Thursday, 5th June 2014
Rating: 5/10

We’re all familiar with the term “mixed-bag” when it comes to quality, but that term’s normally used within a full-album context, saying some songs are better than others and the listening experience is a bit disjointed as a whole. Unfortunately, in the case of Klogr’s sophomore record, the term must be applied on a song-by-song basis, meaning that virtually every track has noticeable hindrances that keep it from becoming an engaging listen, and this makes the album as a whole a lackluster and somewhat awkward experience.

To give credit where it’s due, the album provides a handful of noteworthy moments. Klogr overall has a sound akin to early millennial hard rock bands, and the opening track “Zero Tolerance” embodies this style wholeheartedly with an almost Spineshank vibe that alternates from aggression to melody convincingly. “Severed Life” continues this approach but finds vocalist Gabriele Rustichelli soaring into a much higher register that invokes some of Trust Co.’s initial offerings. And finally, album closer “Ambregris” offers a soft introspection that sounds like a Linkin Park ballad without the electronic and hip-hop influence.

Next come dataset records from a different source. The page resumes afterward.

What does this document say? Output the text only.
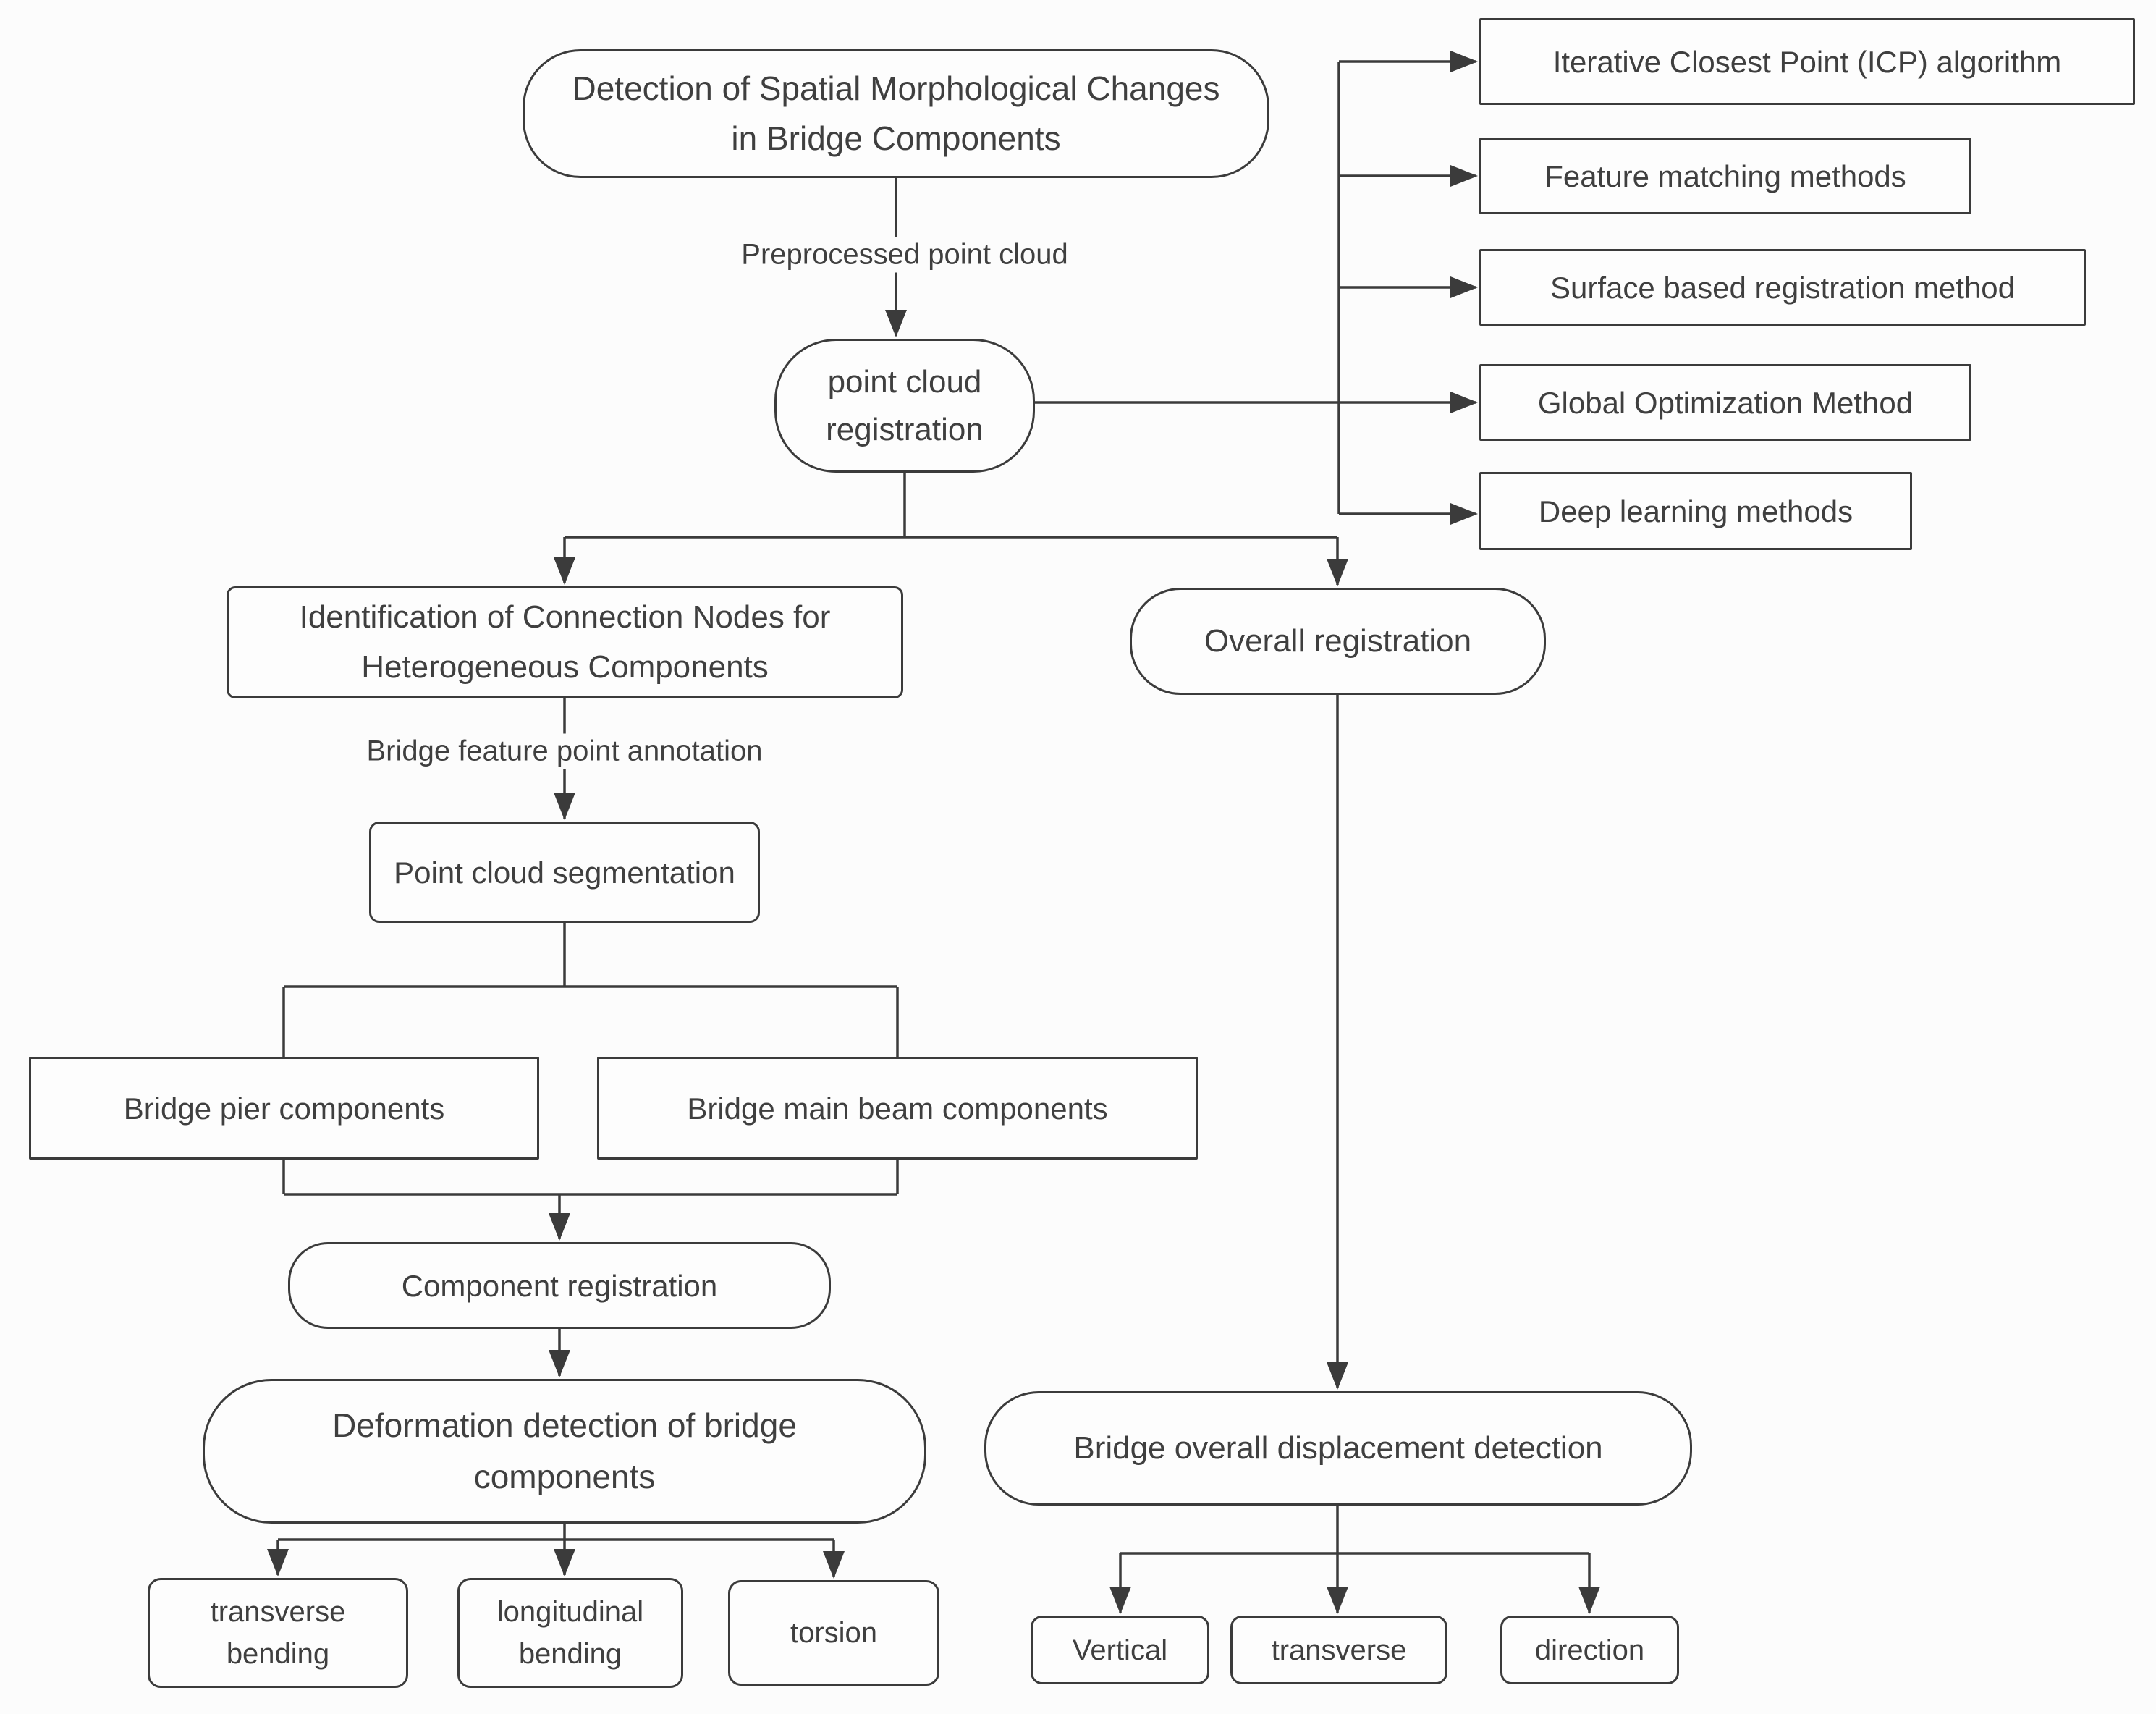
Detection of Spatial Morphological Changes in Bridge Components
point cloud registration
Iterative Closest Point (ICP) algorithm
Feature matching methods
Surface based registration method
Global Optimization Method
Deep learning methods
Identification of Connection Nodes for Heterogeneous Components
Point cloud segmentation
Bridge pier components	Bridge main beam components
Component registration
Deformation detection of bridge components
transverse bending
longitudinal bending
torsion
Overall registration
Bridge overall displacement detection
Vertical	transverse	direction
Preprocessed point cloud
Bridge feature point annotation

The aforementioned tracks notwithstanding, the album limps along because of two major faults: lack of instrumental-vocal harmony and undeveloped choruses. If listeners are intrigued by the millennial style, the album is rife with engaging riffs and passages, but the vocals often sound like they were recorded for completely different tracks, creating an unresolved tension and level of dissonance that quickly drags the songs down. Likewise, following the mainstream style of songwriting, each track gradually builds tension in the verses for resolution in the chorus, but the chorus almost unfailingly comes across as two meters too short, transitioning back into a verse or bridge just as quickly as it appears. This tendency gives the songs a rushed and unfinished feel.

In all, while it’s clear Klogr has some talented musicians, they just don’t appear to be on the same page for this record. Some tracks are worth checking out, but being that two of the three notables are the final tracks on the album, it may be too little too late.